Лицо Арсения напряглось, он вновь переспросил: – Феодосий?

И я понял, наконец понял, вспомнив то чудесное избавление от холодной смерти, которое произошло с моим дедушкой на Соловках.

– Да, дедушка. Вы в каком году были репрессированы? Отец Феодосий, судя по рассказам, находился там с 1926 по 1931 год.
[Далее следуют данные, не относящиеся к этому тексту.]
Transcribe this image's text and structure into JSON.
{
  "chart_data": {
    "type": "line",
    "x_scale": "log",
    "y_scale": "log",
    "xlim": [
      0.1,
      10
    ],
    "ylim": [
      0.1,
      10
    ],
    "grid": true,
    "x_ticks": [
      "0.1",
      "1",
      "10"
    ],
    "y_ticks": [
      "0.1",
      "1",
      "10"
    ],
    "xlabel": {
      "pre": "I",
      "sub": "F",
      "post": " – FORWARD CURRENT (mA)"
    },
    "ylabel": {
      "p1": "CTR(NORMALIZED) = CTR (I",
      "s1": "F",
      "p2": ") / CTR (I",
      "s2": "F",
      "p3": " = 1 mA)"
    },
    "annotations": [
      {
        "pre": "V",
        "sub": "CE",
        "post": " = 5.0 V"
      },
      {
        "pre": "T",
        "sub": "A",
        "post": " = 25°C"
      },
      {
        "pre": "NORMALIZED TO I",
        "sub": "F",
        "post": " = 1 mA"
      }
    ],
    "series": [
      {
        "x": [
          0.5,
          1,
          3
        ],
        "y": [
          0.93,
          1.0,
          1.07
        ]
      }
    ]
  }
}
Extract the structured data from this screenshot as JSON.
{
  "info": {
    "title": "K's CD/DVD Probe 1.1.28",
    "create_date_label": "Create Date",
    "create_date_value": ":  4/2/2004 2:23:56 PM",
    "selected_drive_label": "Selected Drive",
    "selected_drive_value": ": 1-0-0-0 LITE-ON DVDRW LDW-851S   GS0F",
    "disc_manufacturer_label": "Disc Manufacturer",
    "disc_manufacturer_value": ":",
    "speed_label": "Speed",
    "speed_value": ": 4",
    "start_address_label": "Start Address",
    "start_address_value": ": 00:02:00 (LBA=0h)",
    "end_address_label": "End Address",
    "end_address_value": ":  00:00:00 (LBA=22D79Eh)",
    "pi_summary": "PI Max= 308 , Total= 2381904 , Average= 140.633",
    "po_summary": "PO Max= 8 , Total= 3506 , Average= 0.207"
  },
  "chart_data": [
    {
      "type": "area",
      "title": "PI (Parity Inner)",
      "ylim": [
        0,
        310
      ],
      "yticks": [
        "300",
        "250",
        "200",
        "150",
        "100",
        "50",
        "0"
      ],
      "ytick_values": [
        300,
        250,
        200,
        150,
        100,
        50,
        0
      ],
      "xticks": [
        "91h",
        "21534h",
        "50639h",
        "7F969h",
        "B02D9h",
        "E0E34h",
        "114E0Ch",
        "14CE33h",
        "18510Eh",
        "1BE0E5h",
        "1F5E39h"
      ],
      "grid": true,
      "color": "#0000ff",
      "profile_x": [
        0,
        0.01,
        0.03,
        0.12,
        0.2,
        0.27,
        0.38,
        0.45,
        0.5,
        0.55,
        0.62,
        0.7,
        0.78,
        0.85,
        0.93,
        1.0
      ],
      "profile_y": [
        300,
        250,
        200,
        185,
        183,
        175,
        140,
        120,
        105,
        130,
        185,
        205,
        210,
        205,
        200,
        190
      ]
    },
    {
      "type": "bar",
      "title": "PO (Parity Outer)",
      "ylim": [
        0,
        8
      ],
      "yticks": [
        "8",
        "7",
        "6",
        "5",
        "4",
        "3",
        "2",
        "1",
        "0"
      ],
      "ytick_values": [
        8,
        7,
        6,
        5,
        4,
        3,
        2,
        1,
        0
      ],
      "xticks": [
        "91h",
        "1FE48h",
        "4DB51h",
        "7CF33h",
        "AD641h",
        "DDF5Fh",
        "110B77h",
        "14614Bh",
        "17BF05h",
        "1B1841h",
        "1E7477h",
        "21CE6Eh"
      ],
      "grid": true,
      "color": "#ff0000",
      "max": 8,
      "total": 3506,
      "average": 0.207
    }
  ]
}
Неужели это тот старец, с которым вы в карцере были? – не удержался я, чтобы не произнести свою догадку вслух.

Арсений молчал, тяжело вздыхая, казалось, что ему не хватает воздуха.

– Неужели вот так получается? – говорил Арсений сам себе. – Дивны дела Твои, Господи~ Вот уж не ожидал. – Старик качал головой. – Это ж надо!

Старик разволновался, да и меня охватило волнение от такого открытия, причиной которого я стал невольно.

Потом мы ходили по ущелью, пили воду из святого колодца, который отец; Феодосий собственноручно выкопал и испросил на нее благодать исцеления у Господа. Показал, если можно так выразиться, я ему свою часовенку, которую построил здесь, у источника. Она была совсем крохотная, но паломников уже повидала тысячи.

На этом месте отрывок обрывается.